Clearly bound-up with the notion of transience, Miss Hokusai makes a valiant attempt to bring ordinary Edo living with its geisha houses, dusty rooms and drinking songs to life in vivid detail. However, its message becomes slightly confused with the superimposition of the modern Tokyo in the final frame of the film. At this point, the rather bizarre choice of a modern, electric guitar based soundtrack, begins to make a degree of sense at least on a thematic level but nowhere near enough to mitigate its jarring presence throughout the film.

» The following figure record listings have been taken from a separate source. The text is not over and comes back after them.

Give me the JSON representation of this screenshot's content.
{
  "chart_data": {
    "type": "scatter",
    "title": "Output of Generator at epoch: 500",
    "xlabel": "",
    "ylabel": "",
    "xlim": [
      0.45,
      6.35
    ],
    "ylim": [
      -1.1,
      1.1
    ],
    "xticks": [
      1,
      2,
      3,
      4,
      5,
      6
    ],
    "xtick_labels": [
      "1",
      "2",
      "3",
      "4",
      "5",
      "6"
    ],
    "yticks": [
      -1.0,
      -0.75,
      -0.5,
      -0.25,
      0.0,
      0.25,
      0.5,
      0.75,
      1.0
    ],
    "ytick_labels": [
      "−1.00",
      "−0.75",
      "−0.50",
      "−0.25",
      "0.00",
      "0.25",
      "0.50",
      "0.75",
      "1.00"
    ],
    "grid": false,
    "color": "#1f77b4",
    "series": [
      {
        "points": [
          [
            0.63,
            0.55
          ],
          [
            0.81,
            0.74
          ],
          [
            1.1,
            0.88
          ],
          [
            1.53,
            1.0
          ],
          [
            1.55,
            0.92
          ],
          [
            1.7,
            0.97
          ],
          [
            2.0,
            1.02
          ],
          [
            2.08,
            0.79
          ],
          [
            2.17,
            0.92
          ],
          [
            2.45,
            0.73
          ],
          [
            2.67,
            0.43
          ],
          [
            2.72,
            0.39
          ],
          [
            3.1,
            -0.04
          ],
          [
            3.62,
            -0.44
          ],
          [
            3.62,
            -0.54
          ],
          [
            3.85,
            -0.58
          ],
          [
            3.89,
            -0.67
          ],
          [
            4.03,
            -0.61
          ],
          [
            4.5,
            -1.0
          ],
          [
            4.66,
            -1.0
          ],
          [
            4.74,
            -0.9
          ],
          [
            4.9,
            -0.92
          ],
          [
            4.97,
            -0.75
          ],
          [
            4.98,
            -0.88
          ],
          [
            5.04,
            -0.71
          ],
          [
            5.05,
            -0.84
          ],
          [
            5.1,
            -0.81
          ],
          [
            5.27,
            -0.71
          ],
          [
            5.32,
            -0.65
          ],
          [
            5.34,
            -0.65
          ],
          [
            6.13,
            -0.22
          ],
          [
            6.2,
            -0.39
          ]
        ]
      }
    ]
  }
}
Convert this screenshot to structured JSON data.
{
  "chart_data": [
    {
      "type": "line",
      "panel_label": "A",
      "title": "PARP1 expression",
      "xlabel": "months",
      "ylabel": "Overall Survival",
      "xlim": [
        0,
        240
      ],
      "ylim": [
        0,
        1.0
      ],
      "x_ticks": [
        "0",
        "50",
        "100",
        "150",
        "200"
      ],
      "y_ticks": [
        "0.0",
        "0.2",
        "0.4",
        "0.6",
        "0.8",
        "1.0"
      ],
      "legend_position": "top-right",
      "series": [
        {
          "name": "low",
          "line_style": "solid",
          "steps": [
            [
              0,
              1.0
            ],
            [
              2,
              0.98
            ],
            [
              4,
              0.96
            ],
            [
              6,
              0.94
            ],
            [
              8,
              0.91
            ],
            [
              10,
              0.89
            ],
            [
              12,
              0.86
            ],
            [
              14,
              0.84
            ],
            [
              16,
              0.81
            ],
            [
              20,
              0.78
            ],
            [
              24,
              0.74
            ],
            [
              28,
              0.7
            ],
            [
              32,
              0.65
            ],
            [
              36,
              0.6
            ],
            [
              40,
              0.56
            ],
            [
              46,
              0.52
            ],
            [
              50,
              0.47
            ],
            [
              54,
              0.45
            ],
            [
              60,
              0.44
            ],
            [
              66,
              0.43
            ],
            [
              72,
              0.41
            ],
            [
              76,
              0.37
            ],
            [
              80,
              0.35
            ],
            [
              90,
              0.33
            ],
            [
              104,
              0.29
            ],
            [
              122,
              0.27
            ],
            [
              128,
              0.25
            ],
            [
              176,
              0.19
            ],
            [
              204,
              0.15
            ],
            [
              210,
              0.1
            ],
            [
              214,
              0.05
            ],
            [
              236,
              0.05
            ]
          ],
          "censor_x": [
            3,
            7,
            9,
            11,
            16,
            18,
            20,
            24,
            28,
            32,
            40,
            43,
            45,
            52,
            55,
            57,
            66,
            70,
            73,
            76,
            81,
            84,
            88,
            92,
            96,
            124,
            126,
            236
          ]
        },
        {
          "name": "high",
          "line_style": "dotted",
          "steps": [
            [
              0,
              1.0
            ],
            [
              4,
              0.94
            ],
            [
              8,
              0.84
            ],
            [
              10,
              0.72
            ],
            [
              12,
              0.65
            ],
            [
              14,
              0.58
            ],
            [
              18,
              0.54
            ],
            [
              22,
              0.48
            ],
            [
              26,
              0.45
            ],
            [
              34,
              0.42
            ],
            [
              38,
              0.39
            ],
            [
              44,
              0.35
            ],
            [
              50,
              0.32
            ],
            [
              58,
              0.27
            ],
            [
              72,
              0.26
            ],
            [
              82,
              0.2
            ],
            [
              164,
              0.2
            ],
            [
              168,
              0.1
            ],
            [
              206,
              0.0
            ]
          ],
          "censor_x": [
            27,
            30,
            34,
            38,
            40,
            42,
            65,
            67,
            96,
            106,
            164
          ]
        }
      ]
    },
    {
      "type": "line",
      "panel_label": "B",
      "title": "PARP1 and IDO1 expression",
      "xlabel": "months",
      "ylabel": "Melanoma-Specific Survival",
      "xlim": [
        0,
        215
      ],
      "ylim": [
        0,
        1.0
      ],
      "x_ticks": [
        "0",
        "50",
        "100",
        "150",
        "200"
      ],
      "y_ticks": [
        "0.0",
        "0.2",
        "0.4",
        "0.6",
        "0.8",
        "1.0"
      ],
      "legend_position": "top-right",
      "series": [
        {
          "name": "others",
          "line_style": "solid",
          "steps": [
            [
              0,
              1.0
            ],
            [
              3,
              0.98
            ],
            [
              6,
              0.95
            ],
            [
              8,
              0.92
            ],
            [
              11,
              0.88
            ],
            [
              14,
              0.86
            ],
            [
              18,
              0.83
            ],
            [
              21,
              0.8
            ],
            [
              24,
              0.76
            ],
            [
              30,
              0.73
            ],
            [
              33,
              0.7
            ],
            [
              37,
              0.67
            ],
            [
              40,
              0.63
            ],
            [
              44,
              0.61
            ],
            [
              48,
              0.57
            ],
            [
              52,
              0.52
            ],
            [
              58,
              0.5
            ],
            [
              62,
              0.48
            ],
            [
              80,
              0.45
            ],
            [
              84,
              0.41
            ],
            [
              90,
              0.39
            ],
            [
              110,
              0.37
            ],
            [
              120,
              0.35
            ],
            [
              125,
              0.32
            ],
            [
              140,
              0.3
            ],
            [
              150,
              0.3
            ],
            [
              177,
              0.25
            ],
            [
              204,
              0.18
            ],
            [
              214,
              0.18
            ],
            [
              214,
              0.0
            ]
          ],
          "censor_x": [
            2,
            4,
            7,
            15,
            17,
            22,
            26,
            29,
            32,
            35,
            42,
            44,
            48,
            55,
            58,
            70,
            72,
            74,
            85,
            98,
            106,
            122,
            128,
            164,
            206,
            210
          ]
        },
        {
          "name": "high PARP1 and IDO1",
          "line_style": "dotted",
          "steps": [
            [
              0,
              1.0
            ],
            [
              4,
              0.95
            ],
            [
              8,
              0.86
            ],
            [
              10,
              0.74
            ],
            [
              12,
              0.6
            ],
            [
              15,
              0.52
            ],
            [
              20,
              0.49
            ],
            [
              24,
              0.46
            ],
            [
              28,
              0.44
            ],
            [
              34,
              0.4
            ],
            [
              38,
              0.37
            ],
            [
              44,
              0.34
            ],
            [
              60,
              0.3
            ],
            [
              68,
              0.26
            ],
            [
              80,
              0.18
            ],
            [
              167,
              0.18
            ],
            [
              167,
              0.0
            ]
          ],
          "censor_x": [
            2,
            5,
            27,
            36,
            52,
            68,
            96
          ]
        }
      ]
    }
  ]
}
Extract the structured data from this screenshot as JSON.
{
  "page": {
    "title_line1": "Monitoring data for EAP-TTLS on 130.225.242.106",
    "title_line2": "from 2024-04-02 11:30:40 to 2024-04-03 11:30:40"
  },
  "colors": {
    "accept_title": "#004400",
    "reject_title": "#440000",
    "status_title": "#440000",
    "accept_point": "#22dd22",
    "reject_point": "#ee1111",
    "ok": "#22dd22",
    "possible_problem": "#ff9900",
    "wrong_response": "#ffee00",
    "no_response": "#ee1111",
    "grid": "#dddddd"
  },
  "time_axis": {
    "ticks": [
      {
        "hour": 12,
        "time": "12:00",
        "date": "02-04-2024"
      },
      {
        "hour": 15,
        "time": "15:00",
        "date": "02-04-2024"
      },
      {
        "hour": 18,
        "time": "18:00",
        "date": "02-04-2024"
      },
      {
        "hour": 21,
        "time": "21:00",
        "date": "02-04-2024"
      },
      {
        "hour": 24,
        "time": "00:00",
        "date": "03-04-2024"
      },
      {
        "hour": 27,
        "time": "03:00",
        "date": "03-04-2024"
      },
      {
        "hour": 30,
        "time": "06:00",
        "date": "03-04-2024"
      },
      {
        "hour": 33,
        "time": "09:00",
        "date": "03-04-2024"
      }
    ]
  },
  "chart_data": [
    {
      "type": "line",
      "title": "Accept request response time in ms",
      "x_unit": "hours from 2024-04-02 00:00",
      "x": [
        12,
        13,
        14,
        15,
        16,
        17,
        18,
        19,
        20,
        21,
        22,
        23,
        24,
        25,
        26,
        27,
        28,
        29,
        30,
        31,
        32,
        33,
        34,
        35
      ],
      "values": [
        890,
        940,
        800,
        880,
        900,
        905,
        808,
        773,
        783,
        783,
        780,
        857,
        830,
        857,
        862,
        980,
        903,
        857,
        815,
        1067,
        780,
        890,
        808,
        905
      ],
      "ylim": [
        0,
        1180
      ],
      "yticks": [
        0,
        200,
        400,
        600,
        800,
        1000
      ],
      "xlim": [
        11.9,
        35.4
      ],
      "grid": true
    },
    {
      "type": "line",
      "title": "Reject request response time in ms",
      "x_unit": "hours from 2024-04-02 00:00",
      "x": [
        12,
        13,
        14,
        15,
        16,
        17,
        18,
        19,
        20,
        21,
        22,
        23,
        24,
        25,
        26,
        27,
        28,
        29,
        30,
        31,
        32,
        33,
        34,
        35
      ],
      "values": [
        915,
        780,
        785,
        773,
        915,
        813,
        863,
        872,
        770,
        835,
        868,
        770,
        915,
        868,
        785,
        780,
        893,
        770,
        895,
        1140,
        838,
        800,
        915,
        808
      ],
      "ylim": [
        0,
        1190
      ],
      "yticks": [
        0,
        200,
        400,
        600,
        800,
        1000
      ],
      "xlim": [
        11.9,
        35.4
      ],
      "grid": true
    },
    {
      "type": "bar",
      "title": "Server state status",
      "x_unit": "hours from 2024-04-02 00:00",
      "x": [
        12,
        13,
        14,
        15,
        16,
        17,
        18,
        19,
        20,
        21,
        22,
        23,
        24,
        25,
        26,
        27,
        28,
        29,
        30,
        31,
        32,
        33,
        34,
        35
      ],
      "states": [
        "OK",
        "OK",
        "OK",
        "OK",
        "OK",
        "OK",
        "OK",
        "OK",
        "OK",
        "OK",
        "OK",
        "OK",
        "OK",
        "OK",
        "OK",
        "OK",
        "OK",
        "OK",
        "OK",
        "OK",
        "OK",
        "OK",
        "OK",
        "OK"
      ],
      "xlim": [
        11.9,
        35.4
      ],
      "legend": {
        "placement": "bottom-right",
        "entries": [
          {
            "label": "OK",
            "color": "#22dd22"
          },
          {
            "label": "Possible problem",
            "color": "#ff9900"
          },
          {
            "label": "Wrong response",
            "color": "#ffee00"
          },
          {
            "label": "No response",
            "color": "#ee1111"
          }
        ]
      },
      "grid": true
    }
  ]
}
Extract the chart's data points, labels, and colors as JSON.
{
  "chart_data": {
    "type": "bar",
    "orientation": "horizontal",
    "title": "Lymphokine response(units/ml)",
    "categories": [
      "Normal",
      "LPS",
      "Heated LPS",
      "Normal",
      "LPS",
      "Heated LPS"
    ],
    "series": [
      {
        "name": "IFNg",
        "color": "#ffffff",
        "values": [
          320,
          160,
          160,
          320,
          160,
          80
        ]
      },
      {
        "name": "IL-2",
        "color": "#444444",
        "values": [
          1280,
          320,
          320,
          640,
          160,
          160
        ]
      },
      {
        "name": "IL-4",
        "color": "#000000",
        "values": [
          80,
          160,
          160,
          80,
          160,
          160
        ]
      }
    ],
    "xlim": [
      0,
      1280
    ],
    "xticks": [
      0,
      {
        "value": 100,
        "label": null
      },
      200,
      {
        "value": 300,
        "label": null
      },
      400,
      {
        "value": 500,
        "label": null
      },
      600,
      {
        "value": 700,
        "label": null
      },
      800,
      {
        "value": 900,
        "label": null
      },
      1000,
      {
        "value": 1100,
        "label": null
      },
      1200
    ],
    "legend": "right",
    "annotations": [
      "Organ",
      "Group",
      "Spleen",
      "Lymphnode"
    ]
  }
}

Animated by animation powerhouse Production I.G who have been responsible for some of the most beautifully made animated movies of recent times, Miss Hokusai is a giant step up from Hara’s previous film, Colorful, in terms of its execution and boasts a number of scenes which are remarkable in their technical proficiency. The sky in particular as well as the background in general takes on a dreamy, woodblock style which is perfectly fitting for the film’s themes. An interesting look at the young O-Ei, an inexperienced female artist still looking for her voice in a world where the only thing that counts is the signature, Miss Hokusai doesn’t quite succeed in breathing life into its disparate collection of tales but makes a valiant attempt all the same.


Miss Hokusai is currently touring the UK with the Japan Foundation Touring Film Programme 2016 and will be released by All the Anime later in the year.